Here, to me, is a paradox for the modern era, then: America is closer, in a sense, to the Islamic ideals it is pitted against, than the liberal, post-Enlightenment attitudes of the Western nations it is expected to rub shoulders with as its natural allies. Those who oppose America as a Godless country, festering in the filth of its own materialism, must come to terms with the insistence on the part of many Americans themselves, that theirs is a profoundly religious country. The American religious right claims America has always been so, and it is time to recognize once more, that this is so: “One nation, under God, with liberty and justice for all.”
Which is not to say a significant portion of America doesn’t feel God is best left to the churches and excluded from public discourse. There has always been such a faction. The debate between the two sides is actually a war over the soul of America that has been raging not just for decades, but for centuries. There is, on the one hand, the Puritan, dour, busybody underpinnings of rural American society on one hand, the America of today’s Red States — conservative, Christian, Republican — and the more liberal, even frankly contemptuous of tradition, morals, and piety of the American cities, beleaguered bulwarks of the Blue States — liberal, for whom religion is irrelevant, and Democratic — on the other. The war might be more of a Manichean struggle if it weren’t for the confusing situation of the United States being a nation avowedly secular in its institutions but explicitly Deist (meaning it acknowledges a fuzzily-defined “Supreme Being”) in its national ideology.
Not for nothing is “In God We Trust” emblazoned on American currency, or the pledge, “One Nation, Under God,” required of all Americans who take the pledge of allegiance to an object, their flag: Sanitizing religion was the compromise made by the patrician founders of the United States, who knew they could not eliminate, and thus had to moderate, the enthusiasms (including religious passions) of the yokel-citizens of their new republic.

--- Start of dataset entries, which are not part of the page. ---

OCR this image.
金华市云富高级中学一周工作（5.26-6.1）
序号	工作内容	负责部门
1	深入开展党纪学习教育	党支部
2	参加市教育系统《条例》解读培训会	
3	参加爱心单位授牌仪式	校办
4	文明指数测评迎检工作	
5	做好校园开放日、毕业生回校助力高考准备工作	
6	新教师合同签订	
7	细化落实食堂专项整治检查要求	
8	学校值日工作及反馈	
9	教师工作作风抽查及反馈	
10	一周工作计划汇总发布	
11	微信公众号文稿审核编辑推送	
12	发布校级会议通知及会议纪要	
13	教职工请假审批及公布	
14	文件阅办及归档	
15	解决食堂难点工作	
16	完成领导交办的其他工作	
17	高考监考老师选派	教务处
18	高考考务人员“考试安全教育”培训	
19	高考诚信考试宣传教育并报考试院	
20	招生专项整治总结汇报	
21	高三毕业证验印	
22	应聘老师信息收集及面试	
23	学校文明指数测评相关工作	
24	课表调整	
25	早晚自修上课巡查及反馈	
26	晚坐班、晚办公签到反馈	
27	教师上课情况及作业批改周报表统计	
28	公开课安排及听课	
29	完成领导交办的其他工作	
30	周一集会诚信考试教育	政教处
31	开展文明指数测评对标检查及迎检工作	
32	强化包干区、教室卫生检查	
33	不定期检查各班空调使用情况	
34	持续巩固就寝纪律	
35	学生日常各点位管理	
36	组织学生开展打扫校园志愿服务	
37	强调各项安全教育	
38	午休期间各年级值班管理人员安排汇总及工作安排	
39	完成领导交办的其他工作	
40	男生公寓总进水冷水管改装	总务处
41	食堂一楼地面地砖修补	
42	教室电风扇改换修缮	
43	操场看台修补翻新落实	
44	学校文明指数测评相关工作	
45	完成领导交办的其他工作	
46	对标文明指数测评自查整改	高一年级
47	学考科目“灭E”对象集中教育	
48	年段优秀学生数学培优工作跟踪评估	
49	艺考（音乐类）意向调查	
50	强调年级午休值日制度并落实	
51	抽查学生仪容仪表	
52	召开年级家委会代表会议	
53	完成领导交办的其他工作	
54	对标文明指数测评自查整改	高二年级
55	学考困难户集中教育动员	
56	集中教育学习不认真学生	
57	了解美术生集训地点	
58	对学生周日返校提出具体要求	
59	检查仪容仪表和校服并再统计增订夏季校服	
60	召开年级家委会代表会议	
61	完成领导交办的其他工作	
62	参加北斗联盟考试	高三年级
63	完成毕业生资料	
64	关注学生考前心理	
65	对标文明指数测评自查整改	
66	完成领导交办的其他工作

170 years ago, Alexis de Tocqueville, in his famous book on America, noted that, “Religion in America, takes no direct part in the government of society, but it must be regarded as the first of their political institutions...I do not know whether all Americans have a sincere faith in their religion — for who can search the human heart? — but I am certain that they hold it to be indispensable to the maintenance of republican institutions. This opinion is not peculiar to a class of citizens or to a party, but it belongs to the whole nation and to every rank of society.”
These pulpits have fulminated for centuries, to borrow an official American term, “against all enemies, foreign and domestic.” The Puritan John Winthrop left England to establish himself in Massachusetts, proclaiming it the “New Jerusalem,” only to promptly banish Roger Williams, who, cast out from Winthrop’s Massachusetts Bay colony, then founded Rhode Island. The Puritan penchant for public investigations into private morality, and for legislation to promote cleanliness and Godliness, has surfaced again and again, from the Salem witchcraft trials, to the Temperance Movement and a constitutional prohibition on alcohol, to the seeking out of Communists in the 1950s and now, terrorists.
American political and military traditions are infused with visions of Biblical struggles between light and darkness, whether against bootleggers, socialists and communists, or in search of a “manifest destiny” for America, the chosen people. The struggles have been against Native Americans, overseas colonial subjects, fascism, or again, communism and now, terrorism.
So should we conclude, then, that between the religious police tactics of the Taleban, and the periodic episodes of witch-hunting in America, there is only a difference in methods, but not intent? But to say so would be heresy, would it not? At least, for an America that believes — and votes — out of the conviction that it remains a shining city on a hill, the New Jerusalem of the Western world.